Assuming that the title of an indexed book entity is Refactoring: Improving the Design of Existing Code and that hits are required for the following queries: refactor, refactors, refactored, and refactoring. Select an analyzer class in Lucene that applies word stemming when indexing and searching. Hibernate Search offers several ways to configure the analyzer (see Section 6.3.1, “Default Analyzer and Analyzer by Class” for more information):
  • Set the analyzer property in the configuration file. The specified class becomes the default analyzer.
  • Set the @Analyzer annotation at the entity level.
  • Set the @Analyzer annotation at the field level.
Specify the fully qualified classname or the analyzer to use, or see an analyzer defined by the @AnalyzerDef annotation with the @Analyzer annotation.
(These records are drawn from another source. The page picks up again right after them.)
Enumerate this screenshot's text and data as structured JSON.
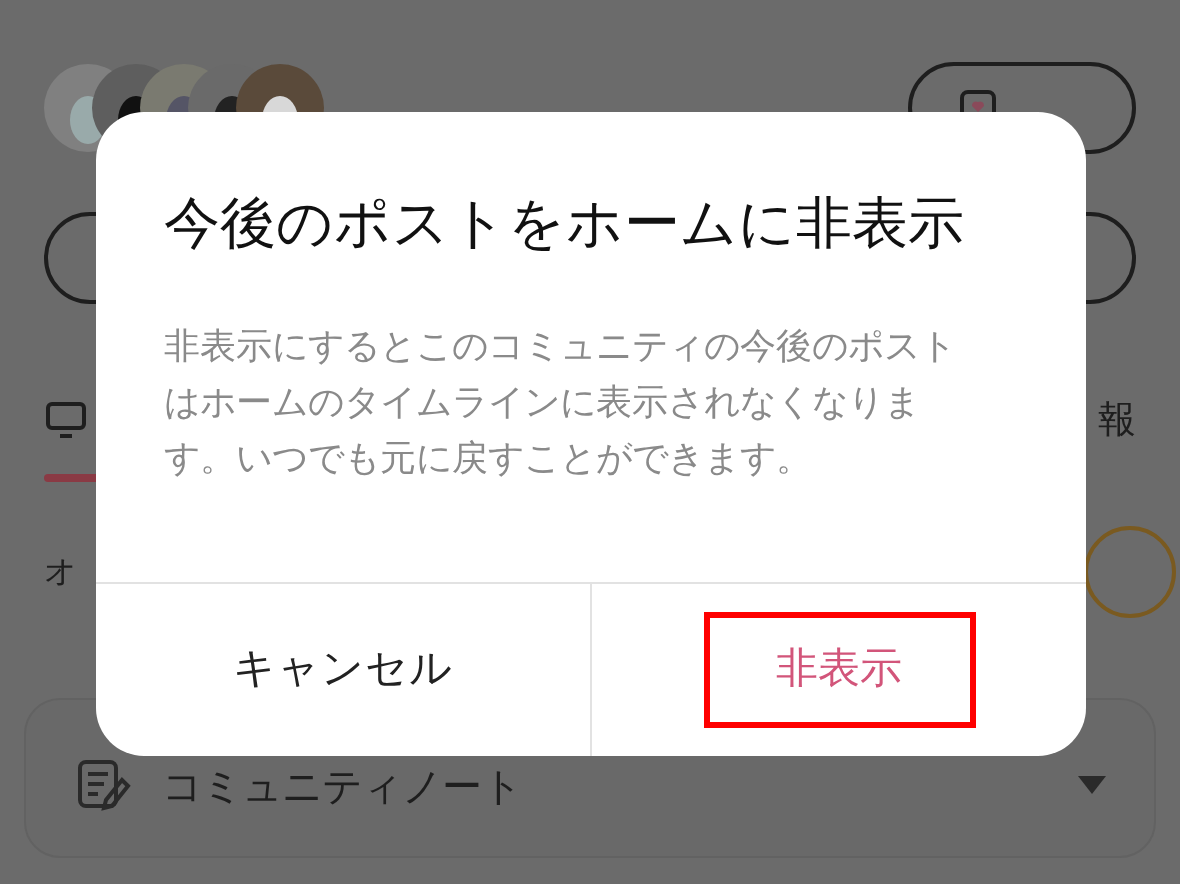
{
  "community": {
    "tab_fragment": "報",
    "section_fragment": "オ",
    "note_row": "コミュニティノート"
  },
  "dialog": {
    "title": "今後のポストをホームに非表示",
    "message": "非表示にするとこのコミュニティの今後のポストはホームのタイムラインに表示されなくなります。いつでも元に戻すことができます。",
    "buttons": [
      {
        "label": "キャンセル",
        "kind": "cancel",
        "highlighted": false
      },
      {
        "label": "非表示",
        "kind": "destructive",
        "highlighted": true
      }
    ]
  }
}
The Solr analyzer framework with its factories are utilized for the latter option. For more information about factory classes, see the Solr JavaDoc or read the corresponding section on the Solr Wiki (http://wiki.apache.org/solr/AnalyzersTokenizersTokenFilters)
In the example, a StandardTokenizerFactory is used by two filter factories: LowerCaseFilterFactory and SnowballPorterFilterFactory. The tokenizer splits words at punctuation characters and hyphens but keeping email addresses and internet hostnames intact. The standard tokenizer is ideal for this and other general operations. The lowercase filter converts all letters in the token into lowercase and the snowball filter applies language specific stemming.
If using the Solr framework, use the tokenizer with an arbitrary number of filters.

Example 3.8. Using @AnalyzerDef and the Solr Framework to Define and Use an Analyzer

@Indexed
@AnalyzerDef(
   name = "customanalyzer",
   tokenizer = @TokenizerDef(factory = StandardTokenizerFactory.class),
   filters = {
      @TokenFilterDef(factory = LowerCaseFilterFactory.class), 
      @TokenFilterDef(factory = SnowballPorterFilterFactory.class,
         params = { @Parameter(name = "language", value = "English") })
 })
public class Book implements Serializable {

  @Field
  @Analyzer(definition = "customanalyzer")
  private String title;
  
  @Field
  @Analyzer(definition = "customanalyzer")
  private String subtitle; 

  @IndexedEmbedded
  private Set authors = new HashSet();

  @Field(index = Index.YES, analyze = Analyze.NO, store = Store.YES)
  @DateBridge(resolution = Resolution.DAY)
  private Date publicationDate;
  
  public Book() {
  } 
  
  // standard getters/setters follow here
  ... 
}
Use @AnalyzerDef to define an analyzer, then apply it to entities and properties using @Analyzer. In the example, the customanalyzer is defined but not applied on the entity. The analyzer is only applied to the title and subtitle properties. An analyzer definition is global. Define the analyzer for an entity and reuse the definition for other entities as required.